While You Were Sleeping…

Always a baby in one arm, a textbook in another...

Ever look back on your life and feel like you are watching a  movie? The plot & characters all seem so familiar, you may even have certain parts memorized line by line…yet you are a spectator. Removed and distanced from the actual events.

 That is my experience when I look back on my early years of motherhood. I can tell of specific events, and create a vivid picture of what life was like, yet it always feels as if I am telling someone elses’ story, instead of my own.

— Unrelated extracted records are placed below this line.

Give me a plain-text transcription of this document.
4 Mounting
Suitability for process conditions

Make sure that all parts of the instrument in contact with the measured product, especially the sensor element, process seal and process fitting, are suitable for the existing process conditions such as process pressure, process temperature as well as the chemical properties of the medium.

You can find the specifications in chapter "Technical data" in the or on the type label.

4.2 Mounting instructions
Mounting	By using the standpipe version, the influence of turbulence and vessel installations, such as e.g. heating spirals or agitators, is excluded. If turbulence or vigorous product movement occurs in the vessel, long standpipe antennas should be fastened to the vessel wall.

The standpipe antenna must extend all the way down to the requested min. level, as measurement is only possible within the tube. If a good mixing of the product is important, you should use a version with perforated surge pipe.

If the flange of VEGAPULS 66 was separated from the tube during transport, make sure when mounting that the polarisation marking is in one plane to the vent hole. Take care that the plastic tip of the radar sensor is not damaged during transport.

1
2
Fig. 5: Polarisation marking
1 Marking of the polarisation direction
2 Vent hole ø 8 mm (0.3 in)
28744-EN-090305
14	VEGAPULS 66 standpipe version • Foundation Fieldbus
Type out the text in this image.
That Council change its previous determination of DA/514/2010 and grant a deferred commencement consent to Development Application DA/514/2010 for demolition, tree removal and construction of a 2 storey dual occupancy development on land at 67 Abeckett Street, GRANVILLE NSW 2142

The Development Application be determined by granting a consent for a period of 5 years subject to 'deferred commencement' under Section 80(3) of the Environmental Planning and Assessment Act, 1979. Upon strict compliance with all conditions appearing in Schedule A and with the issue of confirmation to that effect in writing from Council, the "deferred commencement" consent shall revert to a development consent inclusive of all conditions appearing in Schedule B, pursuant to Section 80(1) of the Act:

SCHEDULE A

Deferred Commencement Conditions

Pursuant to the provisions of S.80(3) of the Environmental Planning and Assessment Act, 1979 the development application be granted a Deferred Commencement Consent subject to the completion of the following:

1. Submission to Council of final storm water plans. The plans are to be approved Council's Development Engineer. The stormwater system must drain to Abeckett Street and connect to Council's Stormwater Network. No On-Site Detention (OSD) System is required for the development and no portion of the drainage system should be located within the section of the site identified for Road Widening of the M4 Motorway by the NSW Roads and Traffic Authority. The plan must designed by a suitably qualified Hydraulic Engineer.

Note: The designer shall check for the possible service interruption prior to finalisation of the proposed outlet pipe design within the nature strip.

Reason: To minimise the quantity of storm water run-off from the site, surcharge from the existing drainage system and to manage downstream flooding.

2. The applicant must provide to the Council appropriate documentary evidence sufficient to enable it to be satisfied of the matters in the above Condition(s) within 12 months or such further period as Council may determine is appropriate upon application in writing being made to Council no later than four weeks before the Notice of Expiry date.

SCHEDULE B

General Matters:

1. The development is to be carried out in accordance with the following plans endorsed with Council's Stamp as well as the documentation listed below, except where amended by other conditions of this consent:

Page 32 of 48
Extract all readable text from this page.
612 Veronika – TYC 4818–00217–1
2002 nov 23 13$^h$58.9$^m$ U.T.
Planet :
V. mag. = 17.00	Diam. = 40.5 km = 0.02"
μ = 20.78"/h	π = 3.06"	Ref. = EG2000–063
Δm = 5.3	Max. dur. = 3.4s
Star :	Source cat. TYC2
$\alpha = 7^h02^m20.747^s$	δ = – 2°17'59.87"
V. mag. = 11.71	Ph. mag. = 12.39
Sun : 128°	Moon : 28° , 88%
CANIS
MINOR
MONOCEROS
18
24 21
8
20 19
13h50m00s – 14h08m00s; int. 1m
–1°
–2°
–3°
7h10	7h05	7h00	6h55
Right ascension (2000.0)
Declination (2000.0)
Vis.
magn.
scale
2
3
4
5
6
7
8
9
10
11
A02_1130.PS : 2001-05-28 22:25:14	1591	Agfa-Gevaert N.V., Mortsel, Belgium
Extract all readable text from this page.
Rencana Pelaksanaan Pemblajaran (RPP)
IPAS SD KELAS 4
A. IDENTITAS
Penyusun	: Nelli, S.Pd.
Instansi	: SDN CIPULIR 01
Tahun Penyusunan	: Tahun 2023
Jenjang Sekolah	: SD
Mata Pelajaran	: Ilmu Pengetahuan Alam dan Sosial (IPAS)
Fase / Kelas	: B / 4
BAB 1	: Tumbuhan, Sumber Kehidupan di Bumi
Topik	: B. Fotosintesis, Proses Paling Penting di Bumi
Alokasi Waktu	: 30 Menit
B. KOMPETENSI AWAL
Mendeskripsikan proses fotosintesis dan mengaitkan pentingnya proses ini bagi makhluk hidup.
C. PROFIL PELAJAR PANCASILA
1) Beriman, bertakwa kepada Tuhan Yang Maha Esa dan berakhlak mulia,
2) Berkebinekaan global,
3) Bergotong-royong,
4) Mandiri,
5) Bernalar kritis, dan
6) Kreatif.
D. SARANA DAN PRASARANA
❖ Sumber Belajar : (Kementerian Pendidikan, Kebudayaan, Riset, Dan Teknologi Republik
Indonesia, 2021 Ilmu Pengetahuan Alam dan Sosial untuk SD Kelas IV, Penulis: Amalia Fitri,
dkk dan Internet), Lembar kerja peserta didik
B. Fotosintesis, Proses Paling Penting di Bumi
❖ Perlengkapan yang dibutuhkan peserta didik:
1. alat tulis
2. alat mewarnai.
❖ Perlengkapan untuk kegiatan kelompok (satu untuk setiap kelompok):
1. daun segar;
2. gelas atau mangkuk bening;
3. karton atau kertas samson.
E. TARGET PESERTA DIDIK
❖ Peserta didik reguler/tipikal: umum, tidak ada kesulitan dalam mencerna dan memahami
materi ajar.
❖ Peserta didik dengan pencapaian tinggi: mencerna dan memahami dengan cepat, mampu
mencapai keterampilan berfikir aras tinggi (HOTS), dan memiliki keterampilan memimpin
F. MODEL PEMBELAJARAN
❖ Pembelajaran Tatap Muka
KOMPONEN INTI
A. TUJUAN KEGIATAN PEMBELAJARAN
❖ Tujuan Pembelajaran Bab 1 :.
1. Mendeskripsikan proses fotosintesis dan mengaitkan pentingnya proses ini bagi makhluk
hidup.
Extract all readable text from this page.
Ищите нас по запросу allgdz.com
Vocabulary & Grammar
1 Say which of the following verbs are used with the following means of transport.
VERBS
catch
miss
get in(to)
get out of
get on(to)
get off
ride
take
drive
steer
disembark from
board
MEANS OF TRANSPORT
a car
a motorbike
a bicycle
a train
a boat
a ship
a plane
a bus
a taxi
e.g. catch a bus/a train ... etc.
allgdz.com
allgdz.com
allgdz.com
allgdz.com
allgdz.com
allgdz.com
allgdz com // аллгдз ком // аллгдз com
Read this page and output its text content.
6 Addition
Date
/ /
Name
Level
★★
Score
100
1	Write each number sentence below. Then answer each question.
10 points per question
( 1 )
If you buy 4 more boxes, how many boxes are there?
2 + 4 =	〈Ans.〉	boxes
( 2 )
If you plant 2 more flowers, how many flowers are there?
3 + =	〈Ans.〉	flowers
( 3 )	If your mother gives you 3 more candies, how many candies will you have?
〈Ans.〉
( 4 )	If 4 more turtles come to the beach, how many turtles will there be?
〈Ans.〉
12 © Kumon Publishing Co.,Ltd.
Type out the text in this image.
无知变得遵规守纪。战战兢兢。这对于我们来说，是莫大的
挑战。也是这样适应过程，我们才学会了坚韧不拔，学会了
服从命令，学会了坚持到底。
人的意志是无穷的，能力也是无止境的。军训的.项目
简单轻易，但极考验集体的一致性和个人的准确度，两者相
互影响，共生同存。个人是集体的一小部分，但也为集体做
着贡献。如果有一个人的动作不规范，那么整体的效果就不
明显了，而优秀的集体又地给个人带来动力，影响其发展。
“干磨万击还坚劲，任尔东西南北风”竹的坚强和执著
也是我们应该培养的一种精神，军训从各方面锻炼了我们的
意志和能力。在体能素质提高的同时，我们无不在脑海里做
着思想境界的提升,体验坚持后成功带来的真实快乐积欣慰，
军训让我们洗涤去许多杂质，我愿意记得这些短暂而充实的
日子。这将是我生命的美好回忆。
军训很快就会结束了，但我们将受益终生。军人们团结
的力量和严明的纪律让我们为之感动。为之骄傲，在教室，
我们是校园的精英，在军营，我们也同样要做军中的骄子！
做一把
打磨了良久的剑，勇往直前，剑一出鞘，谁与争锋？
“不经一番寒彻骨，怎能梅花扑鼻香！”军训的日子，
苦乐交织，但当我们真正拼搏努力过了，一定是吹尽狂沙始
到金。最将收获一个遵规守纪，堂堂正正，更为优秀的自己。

Most often, people ask how I managed to complete high school, and continue on through college with a young child (and later, children)  in tow. My answer: It was like sleepwalking. Literally. Anyone with young children knows that it is nearly impossible to complete a simple phone conversation-let alone write a research paper- when juggling the day-to-day tasks of parenting. My only option was to burn the midnight oil, and make the most of naptimes. While the baby slept, I worked. I read textbooks into the wee hours of the morning, and raced my way through papers during his naptime. I caught up on sleep in between classes, and became an avid coffee drinker. I look back on those years and remember night after night of lonely solitude in the living room. Just me, my homework, the humming of the fridge and the sporadic *click-clack-clackty-clack* of the keyboard. It seems like a dream. And in many aspects, it was. Even now, I find myself most productive in the late hours of the day, long after the bedtime stories have been read, and curtains drawn. Even now, I look back on the accomplishments of the past fourteen years and wonder if I am dreaming…

Teen Mommy Bandwagon

Seems like everywhere you look these days there is news of another Teen Mom, thanks in part to MTV’s popular shows Teen Mom and 16 & Pregnant. Of course, anyone following mainstream media in the last decade knows that the current pre-occupation with pregnant and parenting teens is nothing new…every few years or so, some news story pops up that brings up the discussion once again (think: Jamie-Lynn Spears, Bristol Palin, etc…) Fact is, teen moms are easy targets in the mommy wars. What could be worse than a young (presumably single) teenager struggling with the newfound responsibility of parenthood? Step aside, working moms & formula feeders…a new bottom-feeder has emerged— complete with raging hormones, maturity issues, and an unquenchable thirst for partying, plastic surgery, and relationship drama. Or so the tabloids would have you believe. This blog is my attempt to tell another story. A story of unexpected challenges, and the beautiful outcomes that came as a result of some very hard decisions. They say that every cloud has a silver lining. This is the story of my silver lining: his name, is Elijah.